Слишком много препятствий почему-то всегда встречается от высказанной воли до исполнения.

Всё верно она писала, надо постепенно так всё и устроить.

И Хабалову Протопопов должен был дать, и конечно даёт, ясные определённые инструкции. Только бы не потерял голову старый Голицын – ему всё невпривычку.

Ещё сколько ей, бедняжке, ухода за больными детьми, это при её здоровьи.

Забывался и оживал Николай над дорогими письмами. (Ещё и от Настеньки, младшей, была писулька.)

Очень в этот раз не хватало в Ставке Алексея, его шалостей и болтовни. Какое же он утешение и развлечение!

Но уже пора была идти на завтрак. По воскресеньям завтрак был всегда многолюден, тут и все наличные иностранцы. Надо было много говорить, слушать, но всегда о постороннем пустяковом, отлагая всякие серьёзные мысли. Впрочем, этим ритуалом Государь хорошо владел, приучился за четверть века.

После завтрака первым делом сел – и написал Аликс письмо в ответ.

А погода стояла солнечная, морозная. Решил ехать на прогулку. Подали моторы – поехали на Бобруйское шоссе, остановились у часовни памяти 1812 года. Погулял там. Ясная, бодрящая погода. Уже и не оставалось в теле никаких следов сегодняшнего сердечного сжатия. Нет, врачу пока не говорить.

Вернулись в Ставку – уже и чай пора пить.

Потом принял одного сенатора.

Надумал, что долго для Аликс – до завтра ждать его сегодняшнего ответа. Решил тотчас послать ей телеграмму с благодарностью за письмо. Как уже соскучился! Как хотелось к ним назад!

Отправил – а тут, одну за другой, принесли две телеграммы от Аликс. Одна была – вполне семейная и сдержанная (Аликс всегда очень стеснялась, что многие военные люди читают их телеграммы), другая – позже – открыто-тревожная: «Очень безпокоюсь относительно города».

Именно зная сдержанность её в телеграммах – можно было понять, насколько ж это очень.

Однако почему не было никаких официальных телеграмм?

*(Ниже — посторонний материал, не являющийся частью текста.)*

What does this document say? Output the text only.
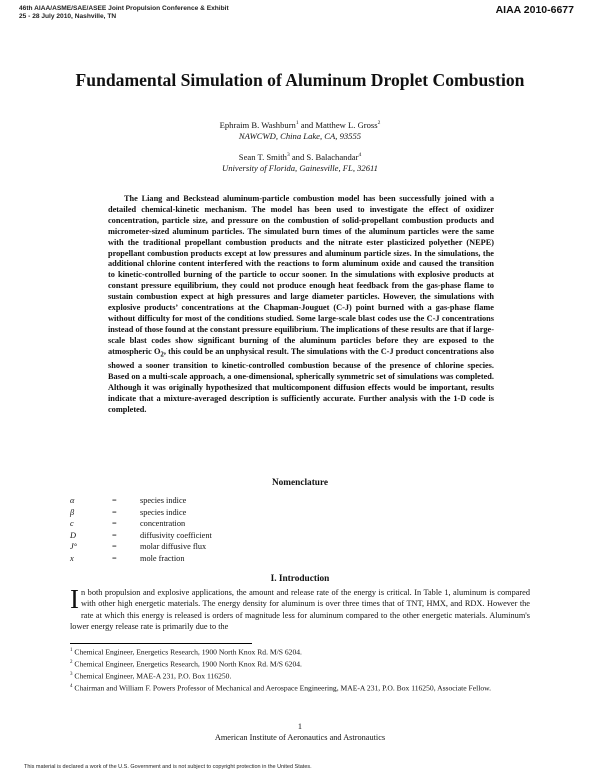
46th AIAA/ASME/SAE/ASEE Joint Propulsion Conference & Exhibit
25 - 28 July 2010, Nashville, TN
AIAA 2010-6677
Fundamental Simulation of Aluminum Droplet Combustion
Ephraim B. Washburn$^1$ and Matthew L. Gross$^2$
NAWCWD, China Lake, CA, 93555
Sean T. Smith$^3$ and S. Balachandar$^4$
University of Florida, Gainesville, FL, 32611

The Liang and Beckstead aluminum-particle combustion model has been successfully joined with a detailed chemical-kinetic mechanism. The model has been used to investigate the effect of oxidizer concentration, particle size, and pressure on the combustion of solid-propellant combustion products and micrometer-sized aluminum particles. The simulated burn times of the aluminum particles were the same with the traditional propellant combustion products and the nitrate ester plasticized polyether (NEPE) propellant combustion products except at low pressures and aluminum particle sizes. In the simulations, the additional chlorine content interfered with the reactions to form aluminum oxide and caused the transition to kinetic-controlled burning of the particle to occur sooner. In the simulations with explosive products at constant pressure equilibrium, they could not produce enough heat feedback from the gas-phase flame to sustain combustion expect at high pressures and large diameter particles. However, the simulations with explosive products’ concentrations at the Chapman-Jouguet (C-J) point burned with a gas-phase flame without difficulty for most of the conditions studied. Some large-scale blast codes use the C-J concentrations instead of those found at the constant pressure equilibrium. The implications of these results are that if large-scale blast codes show significant burning of the aluminum particles before they are exposed to the atmospheric $O_2$, this could be an unphysical result. The simulations with the C-J product concentrations also showed a sooner transition to kinetic-controlled combustion because of the presence of chlorine species. Based on a multi-scale approach, a one-dimensional, spherically symmetric set of simulations was completed. Although it was originally hypothesized that multicomponent diffusion effects would be important, results indicate that a mixture-averaged description is sufficiently accurate. Further analysis with the 1-D code is completed.

Nomenclature
α	=	species indice
β	=	species indice
c	=	concentration
D	=	diffusivity coefficient
J°	=	molar diffusive flux
x	=	mole fraction
I. Introduction
In both propulsion and explosive applications, the amount and release rate of the energy is critical. In Table 1, aluminum is compared with other high energetic materials. The energy density for aluminum is over three times that of TNT, HMX, and RDX. However the rate at which this energy is released is orders of magnitude less for aluminum compared to the other energetic materials. Aluminum's lower energy release rate is primarily due to the

$^1$ Chemical Engineer, Energetics Research, 1900 North Knox Rd. M/S 6204.

$^2$ Chemical Engineer, Energetics Research, 1900 North Knox Rd. M/S 6204.

$^3$ Chemical Engineer, MAE-A 231, P.O. Box 116250.

$^4$ Chairman and William F. Powers Professor of Mechanical and Aerospace Engineering, MAE-A 231, P.O. Box 116250, Associate Fellow.

1
American Institute of Aeronautics and Astronautics
This material is declared a work of the U.S. Government and is not subject to copyright protection in the United States.
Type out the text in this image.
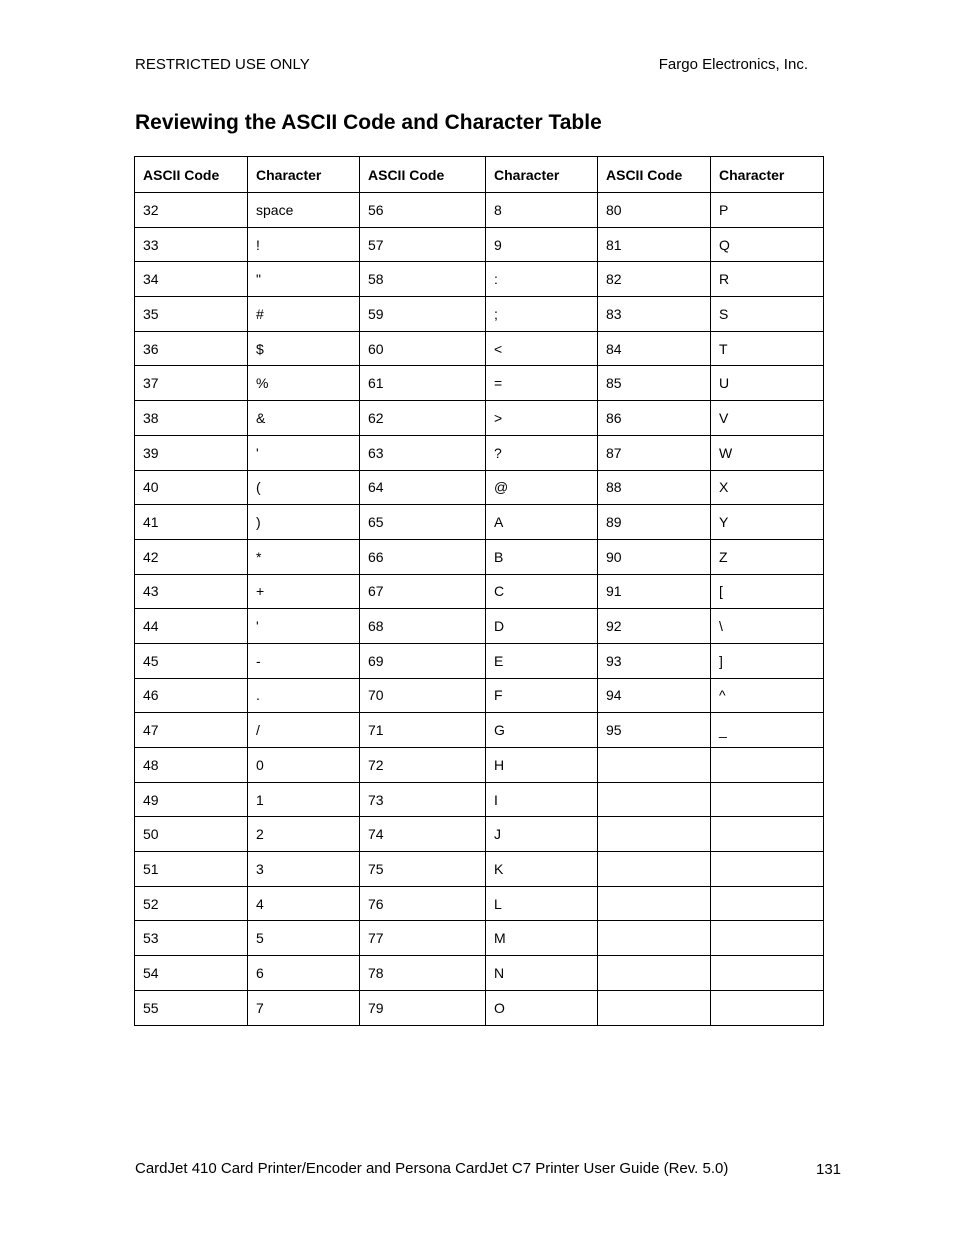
RESTRICTED USE ONLY	Fargo Electronics, Inc.
Reviewing the ASCII Code and Character Table
ASCII Code	Character	ASCII Code	Character	ASCII Code	Character
32	space	56	8	80	P
33	!	57	9	81	Q
34	"	58	:	82	R
35	#	59	;	83	S
36	$	60	<	84	T
37	%	61	=	85	U
38	&	62	>	86	V
39	'	63	?	87	W
40	(	64	@	88	X
41	)	65	A	89	Y
42	*	66	B	90	Z
43	+	67	C	91	[
44	'	68	D	92	\
45	-	69	E	93	]
46	.	70	F	94	^
47	/	71	G	95	_
48	0	72	H		
49	1	73	I		
50	2	74	J		
51	3	75	K		
52	4	76	L		
53	5	77	M		
54	6	78	N		
55	7	79	O		
CardJet 410 Card Printer/Encoder and Persona CardJet C7 Printer User Guide (Rev. 5.0)	131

Алексеев – ничего не нёс, и неудобно было к нему идти с телеграммой жены.

Были в Ставке сейчас великие князья – но все стали чужие, не хотелось с ними разговаривать.

Стемнело. Обедали – всё тем же размеренным, отвлечённым распорядком.

Однако что-то расходилась в груди тревога. Не стала бы Аликс зря.

После обеда послал ей ещё телеграмму: поблагодарил за её телеграммы и твёрдо обещал, что послезавтра выедет в Царское.

Сели играть в домино.

Уже к концу игры пришёл дворцовый комендант Воейков – тоже в руках с чем-то, – а по лицу было видно, что хотел бы Государю доложить. Николай встал, вышел с ним к себе в кабинет.

Телеграмма была от военного министра Беляева: что некоторые воинские части отказываются употреблять оружие против толпы (но кто им велел применять оружие?) и даже переходят на сторону бунтующих рабочих. (Это уже позор! – может ли это быть?) Впрочем, заверял Беляев, что всё будет усмирено.

А Воейков волновался. И доложил Государю настроение всей свиты (ни за обедом, ни прямым докладом, разумеется, никто не смел выразить): что положение в Петрограде очень тревожное.

Николай и сам уже не знал, что думать. Но владея собой, ничего не пообещал, вернулся доигрывать в домино.

Однако всё более разыгрывалось в нём, что в Петрограде тревожно.

Обращаться к Протопопову было излишне, этот умница знает, сообразит всё и сам. Голицыну – уже вчера телеграфировал, да и не очень надеялся Николай вселить в него мужество. Но прямо по военной линии, командующему генералу Хабалову (а знал он его совсем мельком) – надо было придать твёрдости.

И написал, и дал на отправку телеграмму:

«Повелеваю завтра же прекратить в столице безпорядки, недопустимые в тяжёлое время войны с Германией и Австрией. Николай».